Уверена, в массовых лентах я выглядела пьяной или совершенно распутной.
На моем изображении, конечно же, не будет аватаров.
Я была террористкой; они могли безнаказанно показывать моё настоящее лицо. Даже мёртвые люди имели больше прав на сокрытие их настоящей внешности, чем я. Я никогда больше не сумею поддерживать анонимность в мире видящих или людей.
Если так подумать, у меня никогда и не было этой анонимности.
Однако эти изображения будут актуальными. Те фото, которые новостные ленты транслировали после смерти моей мамы, относились к периоду старших классов и колледжа. Мои волосы были не такой длины, не такого цвета, даже не такой текстуры. Моё лицо теперь выглядело иначе. Более худым, угловатым. Мои скулы сильнее выделялись.
Если верить Джону, мои глаза даже поменяли цвет.
О, и я стала выше.
Скандинавский Териан оставался подле меня, пока мы протискивались через толпу репортёров, ждавших на вертолётной площадке Белого Дома. Он крепко обхватывал меня рукой, пока охранники вели меня по газону Белого Дома в знаменитое здание.
Никто не заметил мальчика, шедшего за нами по пятам.
***
— Вы можете объясниться? — произнёс резкий голос.
Я подняла руки в наручниках, растопырив пальцы и моргая от ультра-яркого света. Териан схватил цепочку между наручниками и опустил мои руки обратно на колени. Я с трудом сосредоточилась на репортёре.
— Прошу прощения?
— Как вы оправдаете себя? — спросила блондинка. Её органическая гарнитура пульсировала ярко-синим цветом, который говорил мне, что каждое моё слово, даже сказанное шёпотом, скорее всего, услышат миллионы людей.
Оправдать себя? Я поразилась. Она ожидает, что я на это отвечу?

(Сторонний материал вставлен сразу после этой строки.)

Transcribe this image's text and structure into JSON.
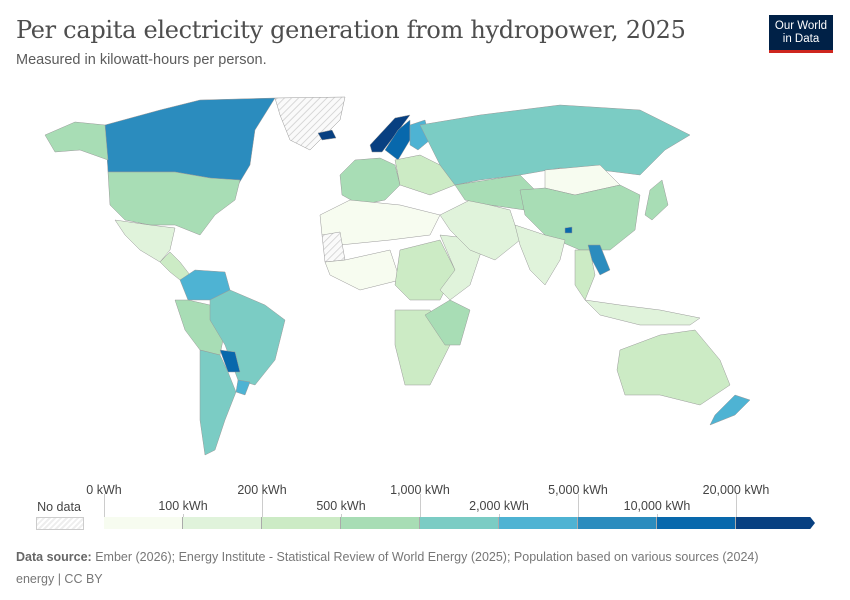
{
  "header": {
    "title": "Per capita electricity generation from hydropower, 2025",
    "subtitle": "Measured in kilowatt-hours per person.",
    "logo": "Our World in Data"
  },
  "legend": {
    "no_data_label": "No data",
    "breaks": [
      "0 kWh",
      "100 kWh",
      "200 kWh",
      "500 kWh",
      "1,000 kWh",
      "2,000 kWh",
      "5,000 kWh",
      "10,000 kWh",
      "20,000 kWh"
    ],
    "colors": [
      "#f7fcf0",
      "#e0f3db",
      "#ccebc5",
      "#a8ddb5",
      "#7bccc4",
      "#4eb3d3",
      "#2b8cbe",
      "#0868ac",
      "#084081"
    ],
    "no_data_color": "#eeeeee"
  },
  "map_regions": [
    {
      "id": "canada",
      "bin": 6
    },
    {
      "id": "usa",
      "bin": 3
    },
    {
      "id": "alaska",
      "bin": 3
    },
    {
      "id": "mexico",
      "bin": 1
    },
    {
      "id": "central-america",
      "bin": 2
    },
    {
      "id": "greenland",
      "bin": -1
    },
    {
      "id": "iceland",
      "bin": 8
    },
    {
      "id": "colombia-venezuela",
      "bin": 5
    },
    {
      "id": "peru-bolivia",
      "bin": 3
    },
    {
      "id": "brazil",
      "bin": 4
    },
    {
      "id": "paraguay",
      "bin": 7
    },
    {
      "id": "argentina-chile",
      "bin": 4
    },
    {
      "id": "uruguay",
      "bin": 5
    },
    {
      "id": "norway",
      "bin": 8
    },
    {
      "id": "sweden",
      "bin": 7
    },
    {
      "id": "finland",
      "bin": 5
    },
    {
      "id": "western-europe",
      "bin": 3
    },
    {
      "id": "eastern-europe",
      "bin": 2
    },
    {
      "id": "russia",
      "bin": 4
    },
    {
      "id": "north-africa",
      "bin": 0
    },
    {
      "id": "sahara-nodata",
      "bin": -1
    },
    {
      "id": "west-africa",
      "bin": 0
    },
    {
      "id": "central-africa",
      "bin": 2
    },
    {
      "id": "east-africa",
      "bin": 1
    },
    {
      "id": "southern-africa",
      "bin": 2
    },
    {
      "id": "mozambique-zambia",
      "bin": 3
    },
    {
      "id": "middle-east",
      "bin": 1
    },
    {
      "id": "central-asia",
      "bin": 3
    },
    {
      "id": "mongolia",
      "bin": 0
    },
    {
      "id": "china",
      "bin": 3
    },
    {
      "id": "india",
      "bin": 1
    },
    {
      "id": "southeast-asia",
      "bin": 2
    },
    {
      "id": "laos",
      "bin": 6
    },
    {
      "id": "bhutan",
      "bin": 7
    },
    {
      "id": "japan",
      "bin": 3
    },
    {
      "id": "indonesia",
      "bin": 1
    },
    {
      "id": "australia",
      "bin": 2
    },
    {
      "id": "new-zealand",
      "bin": 5
    }
  ],
  "footer": {
    "source_label": "Data source:",
    "source_text": "Ember (2026); Energy Institute - Statistical Review of World Energy (2025); Population based on various sources (2024)",
    "credit": "energy | CC BY"
  }
}
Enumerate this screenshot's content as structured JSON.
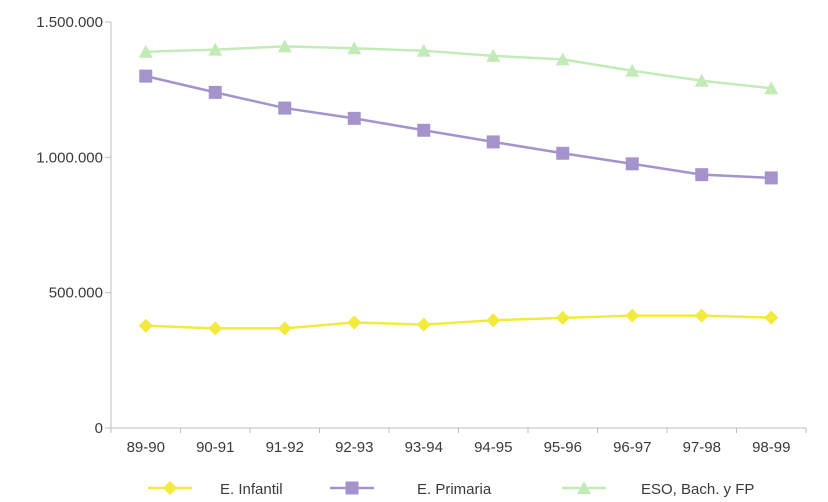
{
  "chart_data": {
    "type": "line",
    "title": "",
    "xlabel": "",
    "ylabel": "",
    "categories": [
      "89-90",
      "90-91",
      "91-92",
      "92-93",
      "93-94",
      "94-95",
      "95-96",
      "96-97",
      "97-98",
      "98-99"
    ],
    "ylim": [
      0,
      1500000
    ],
    "y_ticks": [
      {
        "value": 0,
        "label": "0"
      },
      {
        "value": 500000,
        "label": "500.000"
      },
      {
        "value": 1000000,
        "label": "1.000.000"
      },
      {
        "value": 1500000,
        "label": "1.500.000"
      }
    ],
    "grid": false,
    "legend_position": "bottom",
    "series": [
      {
        "name": "E. Infantil",
        "marker": "diamond",
        "color": "#f2ea3c",
        "values": [
          378000,
          368000,
          368000,
          390000,
          382000,
          398000,
          407000,
          415000,
          415000,
          408000
        ]
      },
      {
        "name": "E. Primaria",
        "marker": "square",
        "color": "#a593cc",
        "values": [
          1300000,
          1240000,
          1182000,
          1144000,
          1100000,
          1057000,
          1015000,
          976000,
          936000,
          924000
        ]
      },
      {
        "name": "ESO, Bach. y FP",
        "marker": "triangle",
        "color": "#c3ebb8",
        "values": [
          1390000,
          1398000,
          1410000,
          1403000,
          1394000,
          1375000,
          1362000,
          1320000,
          1283000,
          1255000
        ]
      }
    ]
  }
}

Даже под наркотиками ситуация казалась нелепой.
Диваны с узором «огуречик» стояли лицом друг к другу, между ними находился журнальный столик из полированного клёна. На столике стоял фарфоровый чайный сервис, а также серебряный поднос с бутербродами из огурца и хумуса. Мы с Терианом сидели в Овальном Кабинете на двухместном диванчике, стратегически расположенном между двумя диванами, прямо перед журнальным столиком.
Самый знаменитый обитатель Овального Кабинета не присутствовал.
Скандинав отрешённым жестом прикоснулся к ошейнику на моей шее, позируя для камер, снимавших на заднем плане — серьёзный, задумчивый, привлекательный.
— Не уверена, что вы имеете в виду… — начала я, взглянув на него.
Женщина повысила голос и заговорила медленно, словно считала меня глухой или, может, слабоумной.
— Вы считаете себя террористкой? — сказала она.
Я представила драматичную музыку, раздавшуюся на фоне её смелого вопроса кровожадной видящей, после чего на экране покажут крупным планом её решительное, праведное лицо. Я не улыбнулась, но какой-то циничной части меня хотелось это сделать.
Однако Териан тренировал меня перед интервью. Он предупредил, что если я буду выглядеть хоть сколько-нибудь забавляющейся, это выставит меня как минимум высокомерной.
А в худшем случае — откровенно сумасшедшей.
Конечно, я знала, кто она такая. Я выросла, видя людей вроде неё на экране телевизора в своей квартире в Сан-Франциско. Я даже время от времени смотрела новости в Индии. Она — одна из тех журналистов, которые заработали репутацию, задавая острые вопросы и добираясь до правды. Однако я не знала никого, кто верил бы в это, даже когда я жила в Сан-Франциско.
Новостные ленты большую часть времени напоминали театр и пропаганду.
Однако именно эта женщина в частности всегда действовала мне на нервы.
У неё был голос, напоминавший тявкающую маленькую шавку, а лицо переделывали столько раз, что она выглядела как восковая кукла. В то время, когда я сильно пила после того, как Джейден изменил мне с той ужасной фанаткой, я время от времени использовала новостной канал этой женщины как будильник. Её голос был одним из тех звуков, ради отключения которого я выбиралась из постели, вопреки любому похмелью.
Ещё не зная о том, что я видящая, я понимала, что новостные ленты полны вранья. Все мои человеческие друзья тоже это понимали. Я просто не осознавала масштабы.
Моя мама говорила мне, что так было не всегда.
— Ты меня слышишь? — переспросила тявкающая шавка, её голос прозвучал резче. — Ты террористка, Элисон? Или этот вопрос вызывает у тебя дискомфорт?